Et par luy seul fut entendue la verité de toute ceste affaire, car ung Gentil homme, que le pauvre Capitaine avoit prins pour amy & compaignon, & l’avoit avancé envers le Roy & les plus grands de France, si tost qu’il veid mettre pied à terre au dict Capitaine retira bien avant en la mer ses vaisseaulx. Et, quand le Capitaine veid son entreprinse descouverte & plus de quatre mil Turcs, se voulut retirer comme il debvoit.
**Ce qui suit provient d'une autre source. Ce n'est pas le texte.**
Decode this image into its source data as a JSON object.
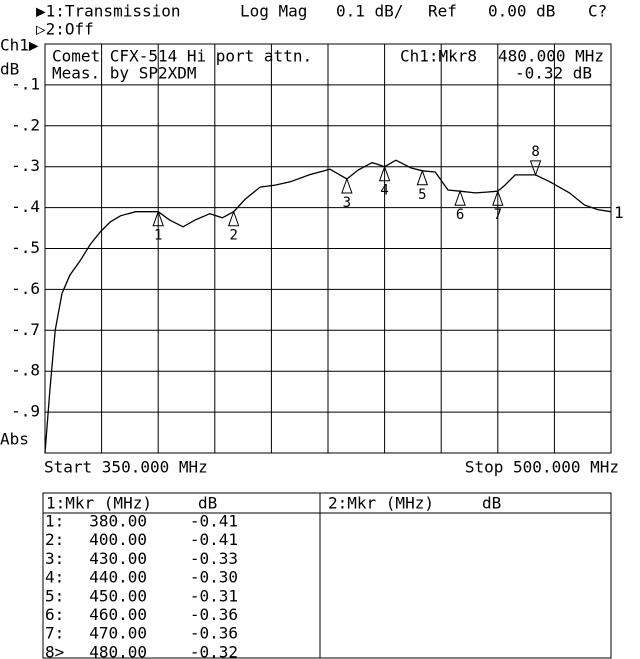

Mais le Gentil homme, en qui il avoit eu si grande fiance, voyant que par sa mort la charge luy demouroit seule de ceste grande armée & le profict, meit en avant à tous les Gentils hommes qu’il ne falloit pas hazarder les vaisseaulx du Roy, ne tant de gens de bien, qui estoient dedans, pour saulver cent personnes seulement, & ceulx qui n’avoient pas trop de hardiesse furent de son opinion.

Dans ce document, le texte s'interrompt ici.